Home is an inspiring and poignant picture book, which shines a light on the largely unknown story of the expulsion of three million Sudeten Germans from their homes in East-Central and Southern Europe, between 1945 and 1946. Thousands of these refugees died, while others were assisted in travelling to Australia.


This book is a tribute to all the refugees who were expelled from their homes, and is inspired by the author’s own family history. It depicts the story of a young girl and her parents, who are forced to leave their home in a peaceful mountain village. They are crammed onto trains, where officers check their belongings and take their jewellery. Our young narrator manages to keep her precious heart locket hidden. This locket holds safe the stories of her home, and is a source of comfort, strength and hope as the girl and her family live as refugees, often cold, hungry and afraid.



But, with her precious locket close to her heart, the young girl never gives up hope, and finally comes to realise that home is inside of us, and so can never really be lost. It lives on in our songs, stories and memories.


This is a gently told story of courage and hope. The narrative is moving without delving into sentimentality. The illustrations are emotive and expressive –the shadowy background colours conveying the fear and uncertainty of the aftermath of war. However the girl and her parents are always depicted in a soft wash of colours, illuminating their unwavering hope.
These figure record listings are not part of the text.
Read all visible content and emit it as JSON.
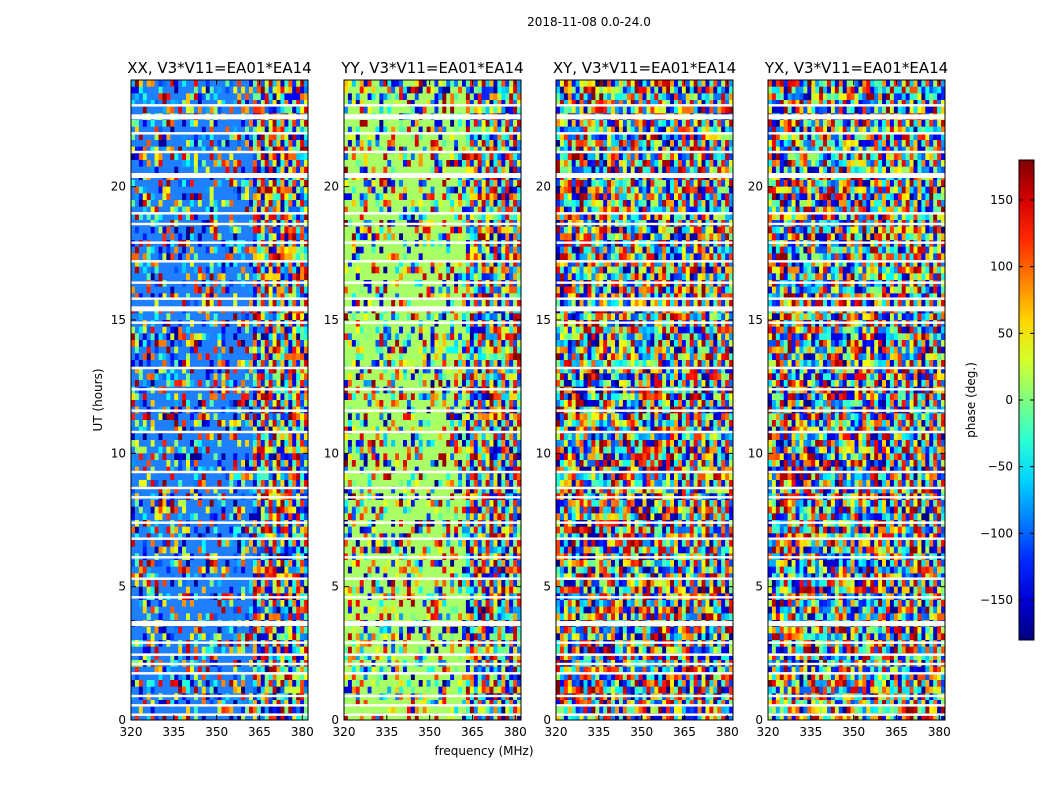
{
  "figure": {
    "suptitle": "2018-11-08 0.0-24.0"
  },
  "chart_data": {
    "type": "heatmap",
    "title": "2018-11-08 0.0-24.0",
    "xlabel": "frequency (MHz)",
    "ylabel": "UT (hours)",
    "xlim": [
      320,
      382
    ],
    "ylim": [
      0,
      24
    ],
    "x_ticks": [
      320,
      335,
      350,
      365,
      380
    ],
    "y_ticks": [
      0,
      5,
      10,
      15,
      20
    ],
    "colorbar": {
      "label": "phase (deg.)",
      "range": [
        -180,
        180
      ],
      "ticks": [
        -150,
        -100,
        -50,
        0,
        50,
        100,
        150
      ],
      "colormap": "jet",
      "colors": [
        "#00008f",
        "#0000ff",
        "#00ffff",
        "#80ff80",
        "#ffff00",
        "#ff0000",
        "#800000"
      ]
    },
    "panels": [
      {
        "title": "XX, V3*V11=EA01*EA14",
        "polarization": "XX",
        "low_freq_fill_color": "#1e7fff",
        "low_freq_fill_until_mhz": 363
      },
      {
        "title": "YY, V3*V11=EA01*EA14",
        "polarization": "YY",
        "low_freq_fill_color": "#a8ff66",
        "low_freq_fill_until_mhz": 363
      },
      {
        "title": "XY, V3*V11=EA01*EA14",
        "polarization": "XY",
        "low_freq_fill_color": null,
        "low_freq_fill_until_mhz": null
      },
      {
        "title": "YX, V3*V11=EA01*EA14",
        "polarization": "YX",
        "low_freq_fill_color": null,
        "low_freq_fill_until_mhz": null
      }
    ],
    "flagged_ut_hours": [
      0.2,
      0.55,
      0.9,
      1.75,
      2.1,
      2.45,
      2.9,
      3.6,
      4.6,
      5.3,
      6.1,
      6.8,
      7.4,
      8.35,
      8.7,
      9.3,
      10.8,
      11.6,
      12.4,
      13.2,
      14.9,
      15.4,
      15.8,
      16.4,
      17.2,
      17.9,
      18.6,
      19.0,
      20.4,
      21.3,
      22.0,
      22.6,
      23.05
    ]
  }
}
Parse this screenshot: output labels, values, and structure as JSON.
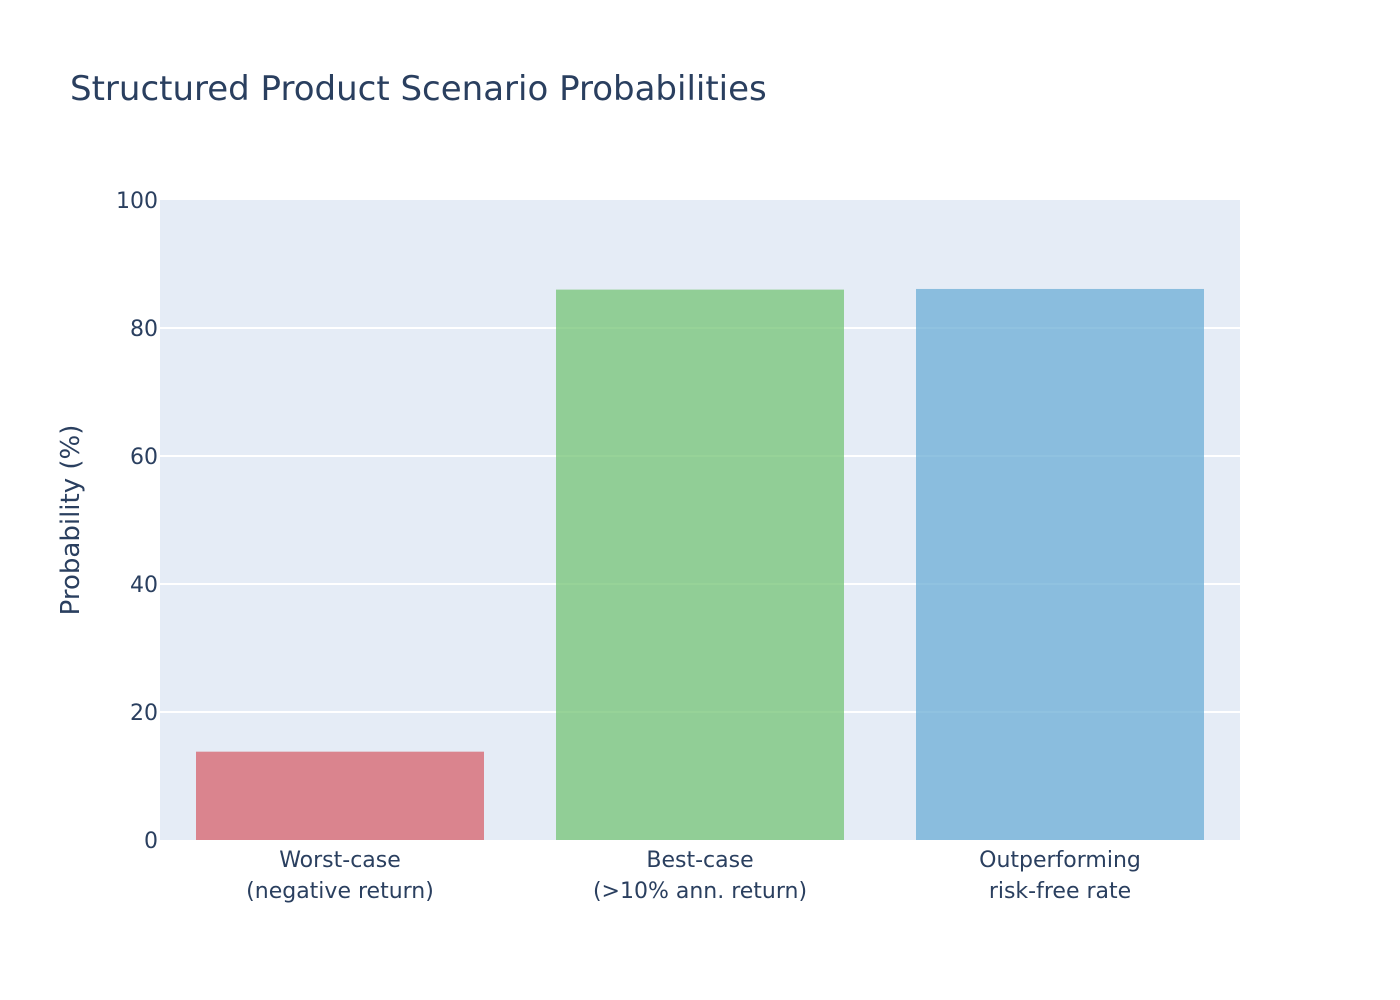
{
  "chart_data": {
    "type": "bar",
    "title": "Structured Product Scenario Probabilities",
    "xlabel": "",
    "ylabel": "Probability (%)",
    "ylim": [
      0,
      100
    ],
    "yticks": [
      0,
      20,
      40,
      60,
      80,
      100
    ],
    "grid": true,
    "categories": [
      [
        "Worst-case",
        "(negative return)"
      ],
      [
        "Best-case",
        "(>10% ann. return)"
      ],
      [
        "Outperforming",
        "risk-free rate"
      ]
    ],
    "values": [
      13.8,
      86.0,
      86.1
    ],
    "colors": [
      "#d6616b",
      "#74c476",
      "#6baed6"
    ],
    "plot_bg": "#e5ecf6",
    "text_color": "#2a3f5f"
  }
}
I love how this story is accessible to a range of age groups. My 9 and 7 year olds were both interested in and moved by the story. We talked about how frightening it would feel to be forcibly removed from your home and have nowhere to live. This led to further discussion about the plight of refugees – both in history and the current day. Mr 4 was interested in the story too – and was concerned for the young girl and her family.


I would recommend this book for lower through to upper primary school aged readers. There is much to be discussed around themes of home, belonging, fear, courage, history and refugees.


Hope ultimately shines through this story like a light flickering in the dark.


Thank you to the author and publisher for my copy of this incredible book and for having me along on the Blog Review Tour.